The first stage is innovative. Its first step is to assign an oriented tangent plane to each input data point p by first fitting a plane to the k nearest neighbors of p (the authors use values of k from 10 to 40), and then choosing an orientation for the planes to be consistent with nearby orientations. This step is key. Consistency is maintained by constructing a graph G connecting two points if either is one of k nearest to the other, and weighting these arcs by the degree to which the corresponding tangent planes are parallel. Then the weighted minimum spanning tree T of G is found.

Starting with the known orientation of the plane for the highest point, the orientations are propagated along T. This process has the effect of establishing the low-curvature orientations before the complex portions of the surface are tackled.
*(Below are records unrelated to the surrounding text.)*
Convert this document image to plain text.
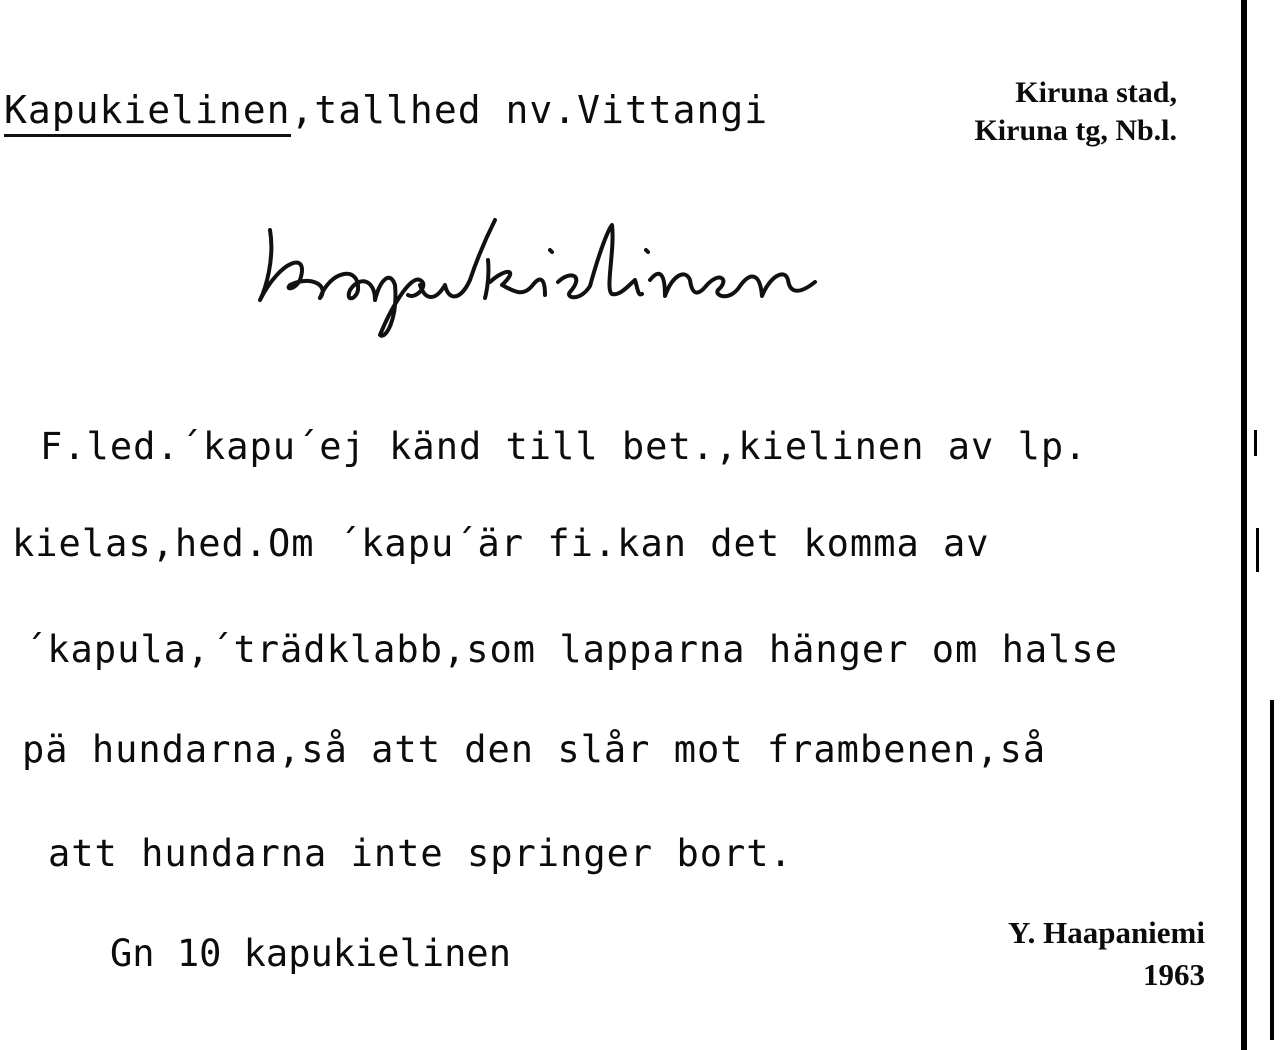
Kapukielinen,tallhed nv.Vittangi	Kiruna stad,
Kiruna tg, Nb.l.
F.led.´kapu´ej känd till bet.,kielinen av lp.
kielas,hed.Om ´kapu´är fi.kan det komma av
´kapula,´trädklabb,som lapparna hänger om halse
pä hundarna,så att den slår mot frambenen,så
att hundarna inte springer bort.
Gn 10 kapukielinen	Y. Haapaniemi
1963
With the oriented tangent planes available, the signed distance f ( p ) from any point p to the surface can be approximated by using the tangent plane for the nearest point. Once a rule for computing f is in hand, the zero-set is constructed as previously described.

The algorithm makes certain sampling assumptions for the input data that may not hold in practical situations. It would be interesting to learn how the algorithm performs in practice. A rather different attempt to achieve the same goals was developed independently by Veltkamp [1]; neither work refers to the other, no doubt because they evolved simultaneously.

Reviewer:  Joseph O’Rourke Review #: CR116909
1) Veltkamp, R. C. Closed object boundaries from scattered points. Ph.D. thesis, Center for Mathematics and Computer Science, Amsterdam, 1992.